Each enzyme class has subclasses and is named with a four-digit number for specific identification.

Co-factors

• Enzymes sometimes need non-protein helpers called co-factors to be active.
• The protein part of an enzyme is called the apoenzyme.

Types of Co-factors

1. Prosthetic Groups
   • Tightly bound to the apoenzyme.
   • Example: Haem in peroxidase and catalase helps break down hydrogen peroxide.
2. Co-enzymes
   • Temporarily bind to the apoenzyme during catalysis.
   • Can assist in various enzyme reactions.
   • Often made from vitamins.
   • Example: NAD and NADP contain the vitamin niacin.
3. Metal Ions
   • Form bonds with the enzyme’s active site and the substrate.
   • Example: Zinc is a co-factor for the enzyme carboxypeptidase.
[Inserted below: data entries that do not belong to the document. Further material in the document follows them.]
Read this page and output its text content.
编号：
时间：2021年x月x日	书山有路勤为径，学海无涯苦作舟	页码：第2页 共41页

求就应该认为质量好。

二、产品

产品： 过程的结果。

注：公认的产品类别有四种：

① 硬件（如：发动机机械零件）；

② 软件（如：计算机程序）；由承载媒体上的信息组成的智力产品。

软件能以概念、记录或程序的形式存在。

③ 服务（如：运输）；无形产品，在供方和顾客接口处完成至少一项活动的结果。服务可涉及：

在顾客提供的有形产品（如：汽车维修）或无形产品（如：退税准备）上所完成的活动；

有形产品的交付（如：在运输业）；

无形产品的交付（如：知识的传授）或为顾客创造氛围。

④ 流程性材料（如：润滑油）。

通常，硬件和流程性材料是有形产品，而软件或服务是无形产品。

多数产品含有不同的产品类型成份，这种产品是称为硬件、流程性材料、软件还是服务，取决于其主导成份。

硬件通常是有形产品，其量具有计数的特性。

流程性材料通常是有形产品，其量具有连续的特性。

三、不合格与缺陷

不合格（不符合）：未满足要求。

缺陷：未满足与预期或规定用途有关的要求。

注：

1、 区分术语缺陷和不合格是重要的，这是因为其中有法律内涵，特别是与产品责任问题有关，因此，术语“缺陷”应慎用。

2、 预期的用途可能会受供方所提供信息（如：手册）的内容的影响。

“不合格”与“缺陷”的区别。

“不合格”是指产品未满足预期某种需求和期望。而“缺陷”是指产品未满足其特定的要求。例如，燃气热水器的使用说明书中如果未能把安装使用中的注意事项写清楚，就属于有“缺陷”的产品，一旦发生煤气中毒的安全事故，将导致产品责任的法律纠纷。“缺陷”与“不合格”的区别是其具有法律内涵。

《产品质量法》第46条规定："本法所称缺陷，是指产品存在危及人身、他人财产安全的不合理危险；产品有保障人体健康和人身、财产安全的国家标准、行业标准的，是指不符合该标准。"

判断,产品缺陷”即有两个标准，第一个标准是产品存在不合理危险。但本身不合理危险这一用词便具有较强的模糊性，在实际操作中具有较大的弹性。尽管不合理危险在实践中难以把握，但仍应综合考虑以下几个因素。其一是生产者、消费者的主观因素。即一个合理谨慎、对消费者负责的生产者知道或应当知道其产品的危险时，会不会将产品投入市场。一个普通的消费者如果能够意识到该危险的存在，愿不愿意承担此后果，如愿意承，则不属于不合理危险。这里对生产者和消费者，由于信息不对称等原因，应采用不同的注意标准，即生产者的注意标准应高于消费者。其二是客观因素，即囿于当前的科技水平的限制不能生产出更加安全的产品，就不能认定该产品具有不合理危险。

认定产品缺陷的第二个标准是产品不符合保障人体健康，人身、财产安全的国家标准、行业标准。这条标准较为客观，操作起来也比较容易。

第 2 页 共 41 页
• Enzymes lose their catalytic activity if the co-factor is removed, showing how essential co-factors are for enzyme function.

Chapter Summary:

• Living organisms have diverse forms but similar chemical composition and metabolic reactions.
• Living tissues and non-living matter have similar elemental composition qualitatively.
• Carbon, hydrogen, and oxygen are more abundant in living systems.
• Water is the most abundant chemical in living organisms.
• Living organisms have many small biomolecules (<1000 Da).
  • Examples: Amino acids, sugars, fatty acids, glycerol, nucleotides, nucleosides, and nitrogen bases.
  • 20 types of amino acids and 5 types of nucleotides exist.
• Fats and oils are glycerides, with fatty acids esterified to glycerol.
• Phospholipids have a phosphorylated nitrogenous compound.
• Three types of macromolecules in living systems:
  1. Proteins
  2. Nucleic acids (RNA and DNA)
  3. Polysaccharides
• Lipids are associated with membranes and separate in the macromolecular fraction.
• Biomacromolecules are polymers made of different building blocks:
  • Proteins: Heteropolymers of amino acids.
  • Nucleic acids: Composed of nucleotides.
  • Polysaccharides: Cell wall components, exoskeleton of arthropods, and energy storage (starch, glycogen).
• Biomacromolecules have hierarchical structures:
  • Primary
  • Secondary
  • Tertiary
  • Quaternary
• Functions of biomacromolecules:
  • Nucleic acids: Genetic material.
  • Polysaccharides: Structural components and energy storage.
  • Proteins: Cellular functions (enzymes, antibodies, receptors, hormones, structural proteins).
• Collagen: Most abundant protein in animals.
• RuBisCO: Most abundant protein in the biosphere.
• Enzymes: Proteins that catalyze biochemical reactions.
  • Ribozymes: Nucleic acids with catalytic power.
  • Enzymes have substrate specificity, optimal temperature, and pH.
  • High temperatures denature enzymes.
  • Enzymes lower activation energy and speed up reactions.
• Nucleic acids: Carry hereditary information, passed from parents to offspring.